While there certainly are better programs for this, I just wanted something dead simple, and that’s what I made with Essential Apps.
The builder UI couldn’t be simpler, but I’ve never used a “vibe coding” platform before, so I can’t directly compare it with building in other AI tools. Several times throughout the process, Playground asked me to clarify a few steps. Things like “Should weight be recorded per set, or just once per exercise session?” were things I didn’t initially consider asking the program to do.
It not only felt unbelievably smart – this thing clearly understands nuance and context – but it also saved me from having to ask it to make that change in a further revision of the app.
Once you’re done, deploying the app to your phone’s home screen is a single click. Essential Apps are found in a dedicated section of the app drawer so that they don’t get lost with traditional widgets.
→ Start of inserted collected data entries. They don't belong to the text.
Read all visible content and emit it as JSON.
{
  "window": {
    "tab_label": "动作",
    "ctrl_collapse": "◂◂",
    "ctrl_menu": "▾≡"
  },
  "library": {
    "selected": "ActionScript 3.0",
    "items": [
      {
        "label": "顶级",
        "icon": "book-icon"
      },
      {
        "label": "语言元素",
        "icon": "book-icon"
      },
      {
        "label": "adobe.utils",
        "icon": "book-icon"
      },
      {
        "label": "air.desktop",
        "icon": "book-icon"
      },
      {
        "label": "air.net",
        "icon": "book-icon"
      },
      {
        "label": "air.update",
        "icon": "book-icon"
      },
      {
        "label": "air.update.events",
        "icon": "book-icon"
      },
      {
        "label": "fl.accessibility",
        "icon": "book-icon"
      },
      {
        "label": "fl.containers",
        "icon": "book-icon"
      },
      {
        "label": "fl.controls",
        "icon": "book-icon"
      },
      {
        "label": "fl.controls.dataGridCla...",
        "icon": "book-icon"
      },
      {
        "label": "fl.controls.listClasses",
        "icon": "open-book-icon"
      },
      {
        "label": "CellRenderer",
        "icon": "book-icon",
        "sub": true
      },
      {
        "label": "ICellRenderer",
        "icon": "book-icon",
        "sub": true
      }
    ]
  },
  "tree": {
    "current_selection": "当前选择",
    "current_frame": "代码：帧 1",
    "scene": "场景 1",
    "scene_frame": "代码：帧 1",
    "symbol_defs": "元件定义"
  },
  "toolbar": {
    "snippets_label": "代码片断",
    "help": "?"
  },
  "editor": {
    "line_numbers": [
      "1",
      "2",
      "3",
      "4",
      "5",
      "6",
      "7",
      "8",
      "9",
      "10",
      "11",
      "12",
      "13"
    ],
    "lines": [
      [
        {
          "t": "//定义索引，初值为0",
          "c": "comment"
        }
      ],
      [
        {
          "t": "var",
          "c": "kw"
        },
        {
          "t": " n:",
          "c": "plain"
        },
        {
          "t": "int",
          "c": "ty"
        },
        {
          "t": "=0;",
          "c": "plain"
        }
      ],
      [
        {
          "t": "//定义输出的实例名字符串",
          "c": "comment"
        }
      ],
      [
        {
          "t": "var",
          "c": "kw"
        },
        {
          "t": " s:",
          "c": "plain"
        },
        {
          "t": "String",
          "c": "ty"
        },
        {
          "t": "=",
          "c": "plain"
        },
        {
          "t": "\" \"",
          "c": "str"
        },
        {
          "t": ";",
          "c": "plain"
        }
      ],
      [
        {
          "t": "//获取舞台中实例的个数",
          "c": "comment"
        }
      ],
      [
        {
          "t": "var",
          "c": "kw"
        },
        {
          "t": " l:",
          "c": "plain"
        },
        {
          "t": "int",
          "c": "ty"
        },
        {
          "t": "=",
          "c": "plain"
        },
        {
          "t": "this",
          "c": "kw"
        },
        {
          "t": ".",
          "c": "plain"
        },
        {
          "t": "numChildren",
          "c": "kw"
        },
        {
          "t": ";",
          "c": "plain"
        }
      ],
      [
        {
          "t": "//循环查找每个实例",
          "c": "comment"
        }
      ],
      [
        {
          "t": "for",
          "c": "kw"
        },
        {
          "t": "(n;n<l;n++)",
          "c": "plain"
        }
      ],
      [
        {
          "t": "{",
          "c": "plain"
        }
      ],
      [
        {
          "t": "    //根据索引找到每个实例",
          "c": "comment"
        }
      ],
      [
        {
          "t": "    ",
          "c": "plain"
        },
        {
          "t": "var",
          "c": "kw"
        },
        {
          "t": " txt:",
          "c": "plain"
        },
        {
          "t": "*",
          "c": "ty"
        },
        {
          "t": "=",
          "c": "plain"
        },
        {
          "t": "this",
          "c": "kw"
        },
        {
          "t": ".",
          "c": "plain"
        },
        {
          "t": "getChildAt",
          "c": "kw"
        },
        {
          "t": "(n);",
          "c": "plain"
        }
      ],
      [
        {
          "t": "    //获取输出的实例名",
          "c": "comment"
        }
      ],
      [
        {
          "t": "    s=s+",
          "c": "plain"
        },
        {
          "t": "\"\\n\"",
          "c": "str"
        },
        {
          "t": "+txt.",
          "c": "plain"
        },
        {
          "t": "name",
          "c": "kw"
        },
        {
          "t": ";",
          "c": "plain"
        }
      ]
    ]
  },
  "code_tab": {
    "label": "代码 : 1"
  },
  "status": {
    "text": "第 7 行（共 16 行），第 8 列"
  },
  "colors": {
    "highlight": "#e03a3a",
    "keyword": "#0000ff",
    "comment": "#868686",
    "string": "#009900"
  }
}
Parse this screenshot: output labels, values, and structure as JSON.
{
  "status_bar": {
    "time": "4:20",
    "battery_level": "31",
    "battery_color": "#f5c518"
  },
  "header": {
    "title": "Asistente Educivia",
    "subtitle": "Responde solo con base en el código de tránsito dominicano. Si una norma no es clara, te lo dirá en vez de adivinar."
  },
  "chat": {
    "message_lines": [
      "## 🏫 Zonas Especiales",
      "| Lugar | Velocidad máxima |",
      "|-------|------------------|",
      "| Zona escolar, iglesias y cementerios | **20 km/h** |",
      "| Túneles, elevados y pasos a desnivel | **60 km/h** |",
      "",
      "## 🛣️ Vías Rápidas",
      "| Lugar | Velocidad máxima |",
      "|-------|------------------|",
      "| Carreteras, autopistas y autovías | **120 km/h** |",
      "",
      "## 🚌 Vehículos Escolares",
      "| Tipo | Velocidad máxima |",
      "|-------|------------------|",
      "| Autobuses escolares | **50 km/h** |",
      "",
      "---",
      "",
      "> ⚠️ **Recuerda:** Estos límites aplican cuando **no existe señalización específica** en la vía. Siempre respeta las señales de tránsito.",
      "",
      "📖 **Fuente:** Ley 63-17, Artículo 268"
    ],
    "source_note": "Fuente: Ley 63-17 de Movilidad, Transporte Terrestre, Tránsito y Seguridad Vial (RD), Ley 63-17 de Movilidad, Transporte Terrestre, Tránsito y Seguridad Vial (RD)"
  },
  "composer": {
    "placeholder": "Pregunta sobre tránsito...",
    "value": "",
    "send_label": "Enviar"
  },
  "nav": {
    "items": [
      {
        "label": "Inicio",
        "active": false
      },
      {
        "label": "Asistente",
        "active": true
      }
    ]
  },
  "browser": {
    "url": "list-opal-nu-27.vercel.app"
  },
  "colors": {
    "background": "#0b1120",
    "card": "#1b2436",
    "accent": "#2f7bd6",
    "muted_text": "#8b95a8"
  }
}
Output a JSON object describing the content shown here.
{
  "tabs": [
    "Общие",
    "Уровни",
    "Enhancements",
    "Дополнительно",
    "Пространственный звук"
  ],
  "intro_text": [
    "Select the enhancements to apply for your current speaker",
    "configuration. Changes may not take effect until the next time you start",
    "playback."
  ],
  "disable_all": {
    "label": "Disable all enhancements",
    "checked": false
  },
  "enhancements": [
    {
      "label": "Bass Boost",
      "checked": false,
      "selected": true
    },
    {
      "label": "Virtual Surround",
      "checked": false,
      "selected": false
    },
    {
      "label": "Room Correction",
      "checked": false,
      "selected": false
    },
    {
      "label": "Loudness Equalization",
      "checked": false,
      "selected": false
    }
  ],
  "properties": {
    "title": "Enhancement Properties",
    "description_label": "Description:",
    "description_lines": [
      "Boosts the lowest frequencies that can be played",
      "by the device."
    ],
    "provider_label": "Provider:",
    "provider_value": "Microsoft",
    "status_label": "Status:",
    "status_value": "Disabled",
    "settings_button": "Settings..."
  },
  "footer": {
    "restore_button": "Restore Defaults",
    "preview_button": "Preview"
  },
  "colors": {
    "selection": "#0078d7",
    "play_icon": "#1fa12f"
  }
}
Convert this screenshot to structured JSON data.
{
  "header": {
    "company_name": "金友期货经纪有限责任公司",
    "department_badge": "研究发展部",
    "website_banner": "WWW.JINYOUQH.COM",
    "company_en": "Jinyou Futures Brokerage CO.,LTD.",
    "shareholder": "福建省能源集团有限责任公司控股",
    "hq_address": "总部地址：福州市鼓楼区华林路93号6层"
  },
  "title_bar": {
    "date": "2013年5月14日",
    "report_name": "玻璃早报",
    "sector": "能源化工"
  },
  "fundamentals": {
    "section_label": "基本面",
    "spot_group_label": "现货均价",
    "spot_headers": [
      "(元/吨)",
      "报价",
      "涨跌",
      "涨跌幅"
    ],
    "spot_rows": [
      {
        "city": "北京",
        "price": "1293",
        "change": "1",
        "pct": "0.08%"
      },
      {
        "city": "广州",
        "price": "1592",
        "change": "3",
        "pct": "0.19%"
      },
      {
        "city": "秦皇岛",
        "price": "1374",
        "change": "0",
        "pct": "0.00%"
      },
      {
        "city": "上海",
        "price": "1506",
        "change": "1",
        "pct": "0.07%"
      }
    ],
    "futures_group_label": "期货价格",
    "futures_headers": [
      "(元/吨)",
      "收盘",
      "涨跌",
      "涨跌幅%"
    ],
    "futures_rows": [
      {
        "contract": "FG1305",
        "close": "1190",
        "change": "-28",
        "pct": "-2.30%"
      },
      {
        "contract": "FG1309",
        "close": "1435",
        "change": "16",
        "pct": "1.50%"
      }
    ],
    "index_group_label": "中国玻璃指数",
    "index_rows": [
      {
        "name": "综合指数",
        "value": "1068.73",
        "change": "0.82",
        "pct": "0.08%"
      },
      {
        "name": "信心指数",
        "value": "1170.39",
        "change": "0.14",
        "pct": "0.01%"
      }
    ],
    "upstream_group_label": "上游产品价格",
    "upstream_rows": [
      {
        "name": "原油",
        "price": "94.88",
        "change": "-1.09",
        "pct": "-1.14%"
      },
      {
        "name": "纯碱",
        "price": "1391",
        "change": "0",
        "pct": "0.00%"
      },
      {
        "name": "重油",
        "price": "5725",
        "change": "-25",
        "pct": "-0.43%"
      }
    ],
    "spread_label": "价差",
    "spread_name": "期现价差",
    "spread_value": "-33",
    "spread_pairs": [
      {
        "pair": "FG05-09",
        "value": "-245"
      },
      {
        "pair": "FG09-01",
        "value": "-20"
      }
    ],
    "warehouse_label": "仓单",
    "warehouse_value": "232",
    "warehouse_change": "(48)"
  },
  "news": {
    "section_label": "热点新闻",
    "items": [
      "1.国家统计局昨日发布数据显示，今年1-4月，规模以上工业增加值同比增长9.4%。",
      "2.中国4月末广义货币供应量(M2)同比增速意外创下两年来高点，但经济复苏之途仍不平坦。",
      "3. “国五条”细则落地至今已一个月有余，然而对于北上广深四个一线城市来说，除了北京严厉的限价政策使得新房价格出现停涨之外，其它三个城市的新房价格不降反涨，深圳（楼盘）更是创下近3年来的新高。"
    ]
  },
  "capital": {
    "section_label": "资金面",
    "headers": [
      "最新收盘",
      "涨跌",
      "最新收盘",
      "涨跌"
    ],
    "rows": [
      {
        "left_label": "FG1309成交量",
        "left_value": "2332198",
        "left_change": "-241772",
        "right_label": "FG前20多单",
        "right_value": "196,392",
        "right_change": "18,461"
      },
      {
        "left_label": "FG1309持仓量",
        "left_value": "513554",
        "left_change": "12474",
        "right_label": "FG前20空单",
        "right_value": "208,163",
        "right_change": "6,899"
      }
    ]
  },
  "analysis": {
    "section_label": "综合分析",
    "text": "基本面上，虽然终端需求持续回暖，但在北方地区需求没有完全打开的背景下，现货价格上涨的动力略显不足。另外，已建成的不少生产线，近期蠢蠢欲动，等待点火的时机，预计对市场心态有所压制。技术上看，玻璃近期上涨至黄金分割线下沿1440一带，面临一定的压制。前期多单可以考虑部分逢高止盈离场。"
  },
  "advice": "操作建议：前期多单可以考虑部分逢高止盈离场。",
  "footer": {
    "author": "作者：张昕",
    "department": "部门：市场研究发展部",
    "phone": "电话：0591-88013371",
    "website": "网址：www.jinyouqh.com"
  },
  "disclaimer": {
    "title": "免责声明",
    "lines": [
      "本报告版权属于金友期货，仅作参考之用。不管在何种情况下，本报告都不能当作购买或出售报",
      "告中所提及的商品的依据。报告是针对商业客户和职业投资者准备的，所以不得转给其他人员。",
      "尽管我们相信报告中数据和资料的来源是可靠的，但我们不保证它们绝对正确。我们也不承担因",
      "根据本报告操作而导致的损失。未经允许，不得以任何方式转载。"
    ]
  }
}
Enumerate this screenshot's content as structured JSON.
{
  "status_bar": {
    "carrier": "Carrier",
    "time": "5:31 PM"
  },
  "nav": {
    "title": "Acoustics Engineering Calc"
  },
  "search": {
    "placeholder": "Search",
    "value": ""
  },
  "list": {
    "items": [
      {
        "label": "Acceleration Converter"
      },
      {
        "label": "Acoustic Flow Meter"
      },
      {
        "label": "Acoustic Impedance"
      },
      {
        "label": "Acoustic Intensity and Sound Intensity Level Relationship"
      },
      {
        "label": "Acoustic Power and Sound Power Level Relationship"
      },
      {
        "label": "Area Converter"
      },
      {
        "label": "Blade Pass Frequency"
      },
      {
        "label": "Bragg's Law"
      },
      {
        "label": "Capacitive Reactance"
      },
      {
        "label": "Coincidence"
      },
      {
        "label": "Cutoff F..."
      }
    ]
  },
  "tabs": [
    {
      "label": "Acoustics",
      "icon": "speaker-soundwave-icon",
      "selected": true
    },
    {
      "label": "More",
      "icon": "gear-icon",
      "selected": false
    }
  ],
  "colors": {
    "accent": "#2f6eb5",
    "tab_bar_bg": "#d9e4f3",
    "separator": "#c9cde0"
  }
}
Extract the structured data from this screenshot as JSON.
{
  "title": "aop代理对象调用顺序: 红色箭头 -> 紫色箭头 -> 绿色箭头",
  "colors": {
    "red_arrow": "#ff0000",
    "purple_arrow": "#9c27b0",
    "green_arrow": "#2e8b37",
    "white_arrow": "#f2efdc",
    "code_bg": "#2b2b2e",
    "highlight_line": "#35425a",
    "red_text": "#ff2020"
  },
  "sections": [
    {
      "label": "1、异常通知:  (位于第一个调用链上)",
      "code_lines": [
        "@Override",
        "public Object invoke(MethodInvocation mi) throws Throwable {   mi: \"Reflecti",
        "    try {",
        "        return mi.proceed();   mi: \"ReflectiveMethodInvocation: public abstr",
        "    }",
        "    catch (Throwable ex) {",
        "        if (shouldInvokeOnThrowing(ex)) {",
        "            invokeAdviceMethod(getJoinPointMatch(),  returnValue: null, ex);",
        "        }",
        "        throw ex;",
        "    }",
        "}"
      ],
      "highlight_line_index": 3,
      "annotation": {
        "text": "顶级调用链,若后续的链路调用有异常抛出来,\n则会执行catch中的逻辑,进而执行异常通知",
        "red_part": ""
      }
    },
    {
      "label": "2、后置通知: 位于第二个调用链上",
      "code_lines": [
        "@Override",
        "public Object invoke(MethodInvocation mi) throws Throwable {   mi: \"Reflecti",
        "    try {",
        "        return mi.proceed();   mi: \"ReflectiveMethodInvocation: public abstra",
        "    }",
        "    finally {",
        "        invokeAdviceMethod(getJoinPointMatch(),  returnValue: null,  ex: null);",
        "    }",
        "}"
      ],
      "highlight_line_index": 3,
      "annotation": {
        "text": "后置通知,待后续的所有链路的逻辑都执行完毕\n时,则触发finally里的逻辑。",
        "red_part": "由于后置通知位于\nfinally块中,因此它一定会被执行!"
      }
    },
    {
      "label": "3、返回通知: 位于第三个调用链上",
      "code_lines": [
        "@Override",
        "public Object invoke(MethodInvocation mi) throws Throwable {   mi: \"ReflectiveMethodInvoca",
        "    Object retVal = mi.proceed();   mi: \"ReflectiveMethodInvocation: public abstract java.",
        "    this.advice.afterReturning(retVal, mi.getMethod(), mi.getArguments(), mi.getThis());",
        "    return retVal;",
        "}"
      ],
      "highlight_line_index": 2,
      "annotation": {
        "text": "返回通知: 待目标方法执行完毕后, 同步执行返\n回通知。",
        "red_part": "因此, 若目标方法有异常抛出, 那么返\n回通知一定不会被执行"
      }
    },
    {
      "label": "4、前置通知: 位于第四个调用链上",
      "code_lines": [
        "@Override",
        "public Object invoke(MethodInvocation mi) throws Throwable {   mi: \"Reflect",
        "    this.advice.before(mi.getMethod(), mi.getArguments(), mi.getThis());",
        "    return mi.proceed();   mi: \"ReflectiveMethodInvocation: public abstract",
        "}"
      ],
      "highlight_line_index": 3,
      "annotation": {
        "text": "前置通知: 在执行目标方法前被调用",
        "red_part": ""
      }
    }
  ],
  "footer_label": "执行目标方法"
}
Once you’ve tested it and want further feedback from the community, you can publish it to the Essential Apps gallery so other Nothing Phone 3 users can try it out.
Will This Replace Normal Apps?
In a LinkedIn post, Nothing’s CEO, Carl Pei, declared that Essential Apps would be “free from walled gardens” of current app stores, separating Nothing’s new move from apps “built by a handful of companies, for billions of people at once.”
“Software should be tailored to your specific needs and context,” Pei noted. “From a simple prompt, you create personalized apps. No ads. No dark patterns. No one-size-fits-all.” It certainly sounds ideal, but as the top reply on the post notes, this angle isn’t the first time we’ve seen this kind of language.
“I’ve seen this pattern every time ‘personalization’ gets declared the next frontier,” Shivam Chand Srivastava said in a reply to Pei’s post. “Open ecosystems start idealistic. What’s uncomfortable is that defaults return because most people prefer convenience over control. Choice feels empowering until maintenance becomes work.”
The potential downside of Essential Apps is that users might be attracted to the idea at first, but eventually stop making or using them in favor of more centralized or popular apps. My workout app is a perfect example of this: it might solve a problem I have right now, but I can see myself eventually tiring of manually exporting the data after logging it in the app.
A service like Strava can be connected to one of the many popular apps from companies like Nike, and then we’re right back to square one in the walled garden.
Even if this doesn’t redefine apps as we know them, Nothing’s implementation of the concept is solid, and I can see the company growing it substantially from here. That, alone, is a victory in and of itself, especially since Nothing can shift it to a must-have feature on every Nothing Phone in the near future.
The Playground platform is currently in beta and exclusive to the Nothing Phone 3, with a wider rollout planned later this year, according to the company.